Needless to say, it is not possible to clearly delineate these differences from one role to another, nor is it in anyone’s best interest to do so. What we need in business, in politics, and in other organizations are people with some of these leadership skills in every managerial role. People who instill trust, who listen to the people they are involved with and try to bring the best out in everyone, so that everyone is working to their full potential and feels fulfilled. They inspire their colleagues and employees.
Which brings me to mentoring. In my experience, a lot is said about the value of mentoring these days but precious little is done about it. I’m not convinced that many people in management and leadership roles understand what mentoring means. It means helping people to grow, professionally and personally. It means sharing your own experiences so they can benefit from it. It means preparing people for management roles, including women. It means knowing your people well enough to identify those with management potential, and not just those people you happen to relate well to. It should be part of your job, both for your people and for the health of your organization.
It is important to remember that when you are in a management position you are actually serving as a mentor by virtue of your role in authority. You are a role model. Maybe not a good role model, but by your actions your direct reports are learning by example what a manager/director/supervisor/boss should be like. They may not like what they are experiencing, but it’s the only example some of them will ever have. How sad; this may be the most important part of your job and you don’t even know because nobody told you – or mentored you – and it’s not in your job description.
I have known more than one person, with very good hearts but not necessarily great instincts, who have become managers after many years of working for a less than empathetic boss. When it was finally their turn to move into a supervisory role, they turned around and treated their employees with the same cynical, negative approach that they had hated because, “that’s what they thought they were supposed to do.”
I have known truly inspiring, charismatic, articulate visionary leaders who had no interest in the details of managing, were not team builders, and who did not fully understand the extent to which a management group needs clarity, mentoring and oversight. Despite the fact that the vision is inspired and the external communication of that vision is exceeding impressive, there is little likelihood of it being well executed when the management team is left floundering.
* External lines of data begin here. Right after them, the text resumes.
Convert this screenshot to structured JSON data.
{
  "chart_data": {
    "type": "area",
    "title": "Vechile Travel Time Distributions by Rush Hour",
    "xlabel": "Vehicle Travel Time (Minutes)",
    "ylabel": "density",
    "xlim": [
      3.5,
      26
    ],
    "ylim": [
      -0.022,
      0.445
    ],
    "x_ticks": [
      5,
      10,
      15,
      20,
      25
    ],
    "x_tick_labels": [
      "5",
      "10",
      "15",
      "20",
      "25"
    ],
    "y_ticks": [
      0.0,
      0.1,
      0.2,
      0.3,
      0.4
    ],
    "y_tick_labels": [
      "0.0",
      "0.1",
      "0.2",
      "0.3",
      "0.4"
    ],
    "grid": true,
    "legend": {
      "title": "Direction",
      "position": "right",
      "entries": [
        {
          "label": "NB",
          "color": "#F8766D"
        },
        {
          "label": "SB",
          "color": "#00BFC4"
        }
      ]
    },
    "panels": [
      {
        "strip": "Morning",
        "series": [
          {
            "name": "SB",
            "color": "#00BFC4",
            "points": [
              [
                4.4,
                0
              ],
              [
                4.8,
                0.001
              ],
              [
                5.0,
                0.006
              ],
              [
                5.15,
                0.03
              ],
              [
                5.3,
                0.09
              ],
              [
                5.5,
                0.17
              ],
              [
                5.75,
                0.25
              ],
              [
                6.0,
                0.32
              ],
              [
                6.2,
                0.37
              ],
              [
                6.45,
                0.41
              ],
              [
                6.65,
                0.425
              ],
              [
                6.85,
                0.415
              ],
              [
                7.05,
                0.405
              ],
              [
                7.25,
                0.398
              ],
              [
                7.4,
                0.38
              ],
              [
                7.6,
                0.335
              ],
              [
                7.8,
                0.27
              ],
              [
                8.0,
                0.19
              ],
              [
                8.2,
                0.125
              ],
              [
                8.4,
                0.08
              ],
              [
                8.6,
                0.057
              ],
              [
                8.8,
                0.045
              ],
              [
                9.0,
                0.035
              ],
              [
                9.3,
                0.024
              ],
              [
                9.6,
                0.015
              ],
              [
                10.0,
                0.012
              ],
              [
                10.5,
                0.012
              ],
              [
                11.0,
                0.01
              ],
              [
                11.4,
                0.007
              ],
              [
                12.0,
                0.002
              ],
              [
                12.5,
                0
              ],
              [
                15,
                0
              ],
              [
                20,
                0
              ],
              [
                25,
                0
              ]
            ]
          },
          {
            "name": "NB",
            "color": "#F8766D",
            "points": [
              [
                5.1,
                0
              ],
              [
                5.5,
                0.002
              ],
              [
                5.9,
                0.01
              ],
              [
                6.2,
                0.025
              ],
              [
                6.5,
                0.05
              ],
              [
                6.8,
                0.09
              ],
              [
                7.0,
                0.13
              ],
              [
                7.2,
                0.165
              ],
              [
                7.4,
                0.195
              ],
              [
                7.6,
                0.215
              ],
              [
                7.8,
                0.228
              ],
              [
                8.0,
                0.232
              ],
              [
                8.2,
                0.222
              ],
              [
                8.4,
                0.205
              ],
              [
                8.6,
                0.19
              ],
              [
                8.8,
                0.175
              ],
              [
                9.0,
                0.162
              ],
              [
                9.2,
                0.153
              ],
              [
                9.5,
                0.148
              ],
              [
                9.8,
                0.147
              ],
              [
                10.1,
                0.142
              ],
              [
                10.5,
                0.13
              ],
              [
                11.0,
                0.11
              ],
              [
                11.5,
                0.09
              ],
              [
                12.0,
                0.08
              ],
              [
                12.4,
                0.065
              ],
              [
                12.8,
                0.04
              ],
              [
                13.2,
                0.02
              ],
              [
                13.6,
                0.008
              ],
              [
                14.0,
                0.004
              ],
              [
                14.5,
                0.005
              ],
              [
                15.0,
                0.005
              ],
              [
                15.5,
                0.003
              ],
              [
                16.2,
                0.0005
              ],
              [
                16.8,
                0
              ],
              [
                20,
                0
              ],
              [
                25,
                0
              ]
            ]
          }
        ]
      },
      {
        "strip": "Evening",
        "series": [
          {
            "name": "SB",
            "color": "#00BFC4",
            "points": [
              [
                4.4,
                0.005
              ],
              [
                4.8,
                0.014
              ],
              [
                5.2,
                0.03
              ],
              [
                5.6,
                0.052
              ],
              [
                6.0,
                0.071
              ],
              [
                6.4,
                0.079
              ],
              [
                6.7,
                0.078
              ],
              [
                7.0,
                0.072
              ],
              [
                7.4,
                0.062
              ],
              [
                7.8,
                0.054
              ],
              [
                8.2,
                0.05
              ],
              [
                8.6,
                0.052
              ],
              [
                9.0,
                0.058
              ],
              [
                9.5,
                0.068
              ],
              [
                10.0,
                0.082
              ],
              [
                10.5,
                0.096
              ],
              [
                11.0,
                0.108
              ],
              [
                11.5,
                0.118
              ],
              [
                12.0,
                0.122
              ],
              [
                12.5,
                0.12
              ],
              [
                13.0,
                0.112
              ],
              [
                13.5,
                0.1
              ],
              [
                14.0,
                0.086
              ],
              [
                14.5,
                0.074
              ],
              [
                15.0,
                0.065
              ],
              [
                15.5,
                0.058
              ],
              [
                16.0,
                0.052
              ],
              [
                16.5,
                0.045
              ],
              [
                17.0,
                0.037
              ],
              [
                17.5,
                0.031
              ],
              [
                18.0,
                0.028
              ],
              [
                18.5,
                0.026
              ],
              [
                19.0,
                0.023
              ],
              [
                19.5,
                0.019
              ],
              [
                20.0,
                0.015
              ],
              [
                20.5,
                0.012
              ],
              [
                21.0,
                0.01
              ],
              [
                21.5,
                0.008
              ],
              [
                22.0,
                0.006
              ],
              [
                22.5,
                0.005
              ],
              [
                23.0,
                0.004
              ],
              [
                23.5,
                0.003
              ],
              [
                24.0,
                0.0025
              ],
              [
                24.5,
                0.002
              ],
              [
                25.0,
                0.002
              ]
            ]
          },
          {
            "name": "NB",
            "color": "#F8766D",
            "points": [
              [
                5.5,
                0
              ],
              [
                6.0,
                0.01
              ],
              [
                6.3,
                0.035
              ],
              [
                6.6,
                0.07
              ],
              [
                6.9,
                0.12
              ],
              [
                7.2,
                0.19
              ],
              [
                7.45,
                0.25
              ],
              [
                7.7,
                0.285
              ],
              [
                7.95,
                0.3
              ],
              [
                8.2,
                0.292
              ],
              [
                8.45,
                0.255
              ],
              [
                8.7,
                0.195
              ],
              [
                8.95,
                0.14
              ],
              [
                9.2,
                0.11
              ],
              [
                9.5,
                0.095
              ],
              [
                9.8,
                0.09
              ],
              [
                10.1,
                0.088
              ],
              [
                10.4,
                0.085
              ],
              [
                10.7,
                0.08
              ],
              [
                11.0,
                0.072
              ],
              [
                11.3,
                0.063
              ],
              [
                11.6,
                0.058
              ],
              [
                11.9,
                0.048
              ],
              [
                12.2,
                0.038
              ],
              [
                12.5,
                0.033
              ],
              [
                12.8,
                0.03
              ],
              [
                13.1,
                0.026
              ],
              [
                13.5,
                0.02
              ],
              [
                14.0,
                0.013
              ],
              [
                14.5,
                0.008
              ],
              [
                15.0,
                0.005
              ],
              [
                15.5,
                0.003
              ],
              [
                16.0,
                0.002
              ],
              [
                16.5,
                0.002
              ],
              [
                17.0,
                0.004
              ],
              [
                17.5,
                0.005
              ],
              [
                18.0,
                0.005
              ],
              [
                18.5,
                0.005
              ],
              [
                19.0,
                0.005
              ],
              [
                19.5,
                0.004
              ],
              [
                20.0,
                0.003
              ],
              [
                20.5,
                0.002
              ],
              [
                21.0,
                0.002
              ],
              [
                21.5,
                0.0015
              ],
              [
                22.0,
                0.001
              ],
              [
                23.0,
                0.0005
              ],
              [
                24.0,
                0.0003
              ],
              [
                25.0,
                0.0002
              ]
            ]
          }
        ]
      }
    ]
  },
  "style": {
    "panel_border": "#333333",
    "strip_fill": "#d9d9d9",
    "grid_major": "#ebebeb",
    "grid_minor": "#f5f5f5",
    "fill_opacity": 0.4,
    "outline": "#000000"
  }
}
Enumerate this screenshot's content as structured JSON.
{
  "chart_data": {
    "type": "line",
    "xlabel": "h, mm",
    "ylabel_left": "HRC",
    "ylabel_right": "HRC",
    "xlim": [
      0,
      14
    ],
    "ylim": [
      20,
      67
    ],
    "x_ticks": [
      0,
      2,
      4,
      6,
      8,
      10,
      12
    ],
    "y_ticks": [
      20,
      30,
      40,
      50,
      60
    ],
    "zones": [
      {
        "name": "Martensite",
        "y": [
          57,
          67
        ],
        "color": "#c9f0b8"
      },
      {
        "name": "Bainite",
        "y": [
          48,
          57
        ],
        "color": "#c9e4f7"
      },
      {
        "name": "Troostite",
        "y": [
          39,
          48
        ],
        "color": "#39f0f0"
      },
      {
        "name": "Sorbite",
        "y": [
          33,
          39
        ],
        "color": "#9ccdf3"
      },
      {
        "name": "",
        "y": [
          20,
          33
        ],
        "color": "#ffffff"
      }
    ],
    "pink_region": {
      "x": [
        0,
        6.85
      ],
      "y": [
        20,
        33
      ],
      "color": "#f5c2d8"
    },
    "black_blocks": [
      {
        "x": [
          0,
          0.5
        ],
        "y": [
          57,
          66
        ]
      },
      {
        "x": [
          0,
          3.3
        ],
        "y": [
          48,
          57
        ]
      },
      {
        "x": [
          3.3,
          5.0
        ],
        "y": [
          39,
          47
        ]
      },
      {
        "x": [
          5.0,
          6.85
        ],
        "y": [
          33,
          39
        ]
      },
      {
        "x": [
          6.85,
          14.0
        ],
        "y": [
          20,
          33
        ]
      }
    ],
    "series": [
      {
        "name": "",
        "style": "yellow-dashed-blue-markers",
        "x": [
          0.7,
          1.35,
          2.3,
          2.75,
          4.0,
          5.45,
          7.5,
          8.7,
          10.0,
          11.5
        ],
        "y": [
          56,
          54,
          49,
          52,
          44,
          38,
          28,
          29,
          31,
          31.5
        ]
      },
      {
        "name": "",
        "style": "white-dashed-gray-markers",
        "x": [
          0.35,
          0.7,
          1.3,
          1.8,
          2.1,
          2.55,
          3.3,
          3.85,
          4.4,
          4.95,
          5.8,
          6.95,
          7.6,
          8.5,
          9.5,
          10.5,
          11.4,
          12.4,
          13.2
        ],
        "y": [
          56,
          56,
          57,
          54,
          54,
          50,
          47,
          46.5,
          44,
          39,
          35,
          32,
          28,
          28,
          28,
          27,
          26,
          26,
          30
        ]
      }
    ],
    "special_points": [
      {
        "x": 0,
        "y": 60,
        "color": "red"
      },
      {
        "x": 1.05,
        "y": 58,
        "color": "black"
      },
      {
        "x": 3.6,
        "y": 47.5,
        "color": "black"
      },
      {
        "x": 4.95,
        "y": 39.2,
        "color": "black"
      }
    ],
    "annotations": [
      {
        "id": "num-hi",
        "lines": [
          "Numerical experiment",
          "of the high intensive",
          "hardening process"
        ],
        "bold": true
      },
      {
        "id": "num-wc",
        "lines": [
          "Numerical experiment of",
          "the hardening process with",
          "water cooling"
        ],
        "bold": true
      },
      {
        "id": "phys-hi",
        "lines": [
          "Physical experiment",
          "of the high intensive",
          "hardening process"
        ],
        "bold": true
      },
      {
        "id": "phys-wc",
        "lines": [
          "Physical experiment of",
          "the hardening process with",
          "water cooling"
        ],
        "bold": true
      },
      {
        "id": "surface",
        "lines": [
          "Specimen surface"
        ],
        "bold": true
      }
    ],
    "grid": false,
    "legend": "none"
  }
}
And I have known some excellent people who were very committed to their company and would have preferred to stay and contribute to making it even better. However, because of their frustrations at the perceived lack of recognition or communication about opportunities, they left to assume management roles at rival companies, depriving their original company of excellent managerial and leadership skills. An understanding of the mentoring component of management and leadership would have changed those outcomes.
I have often thought that the critical skills that inform both leading and managing – nurturing your people – are the same skills that make you a success as a parent. It doesn’t mean that we don’t correct people when there is a problem, but our goal should be to nurture confident, competent, and responsible employees just as we want to raise confident, competent and responsible children. The means to that end aren’t very different; it’s all in how you treat people.
For people in leadership roles, it’s important to understand your responsibilities well enough to recognize where your areas of weakness lie and ensure that they are covered by others. For people in supervisory roles, it’s important to understand that the people who report to you are looking to you for guidance and feedback, positive as well as negative.
For all of us, we should remember that treating others – everyone – with respect will have a significant impact within any organization. The Golden Rule has lasted so long with very good reason: “Do unto others as you would have them do unto you.”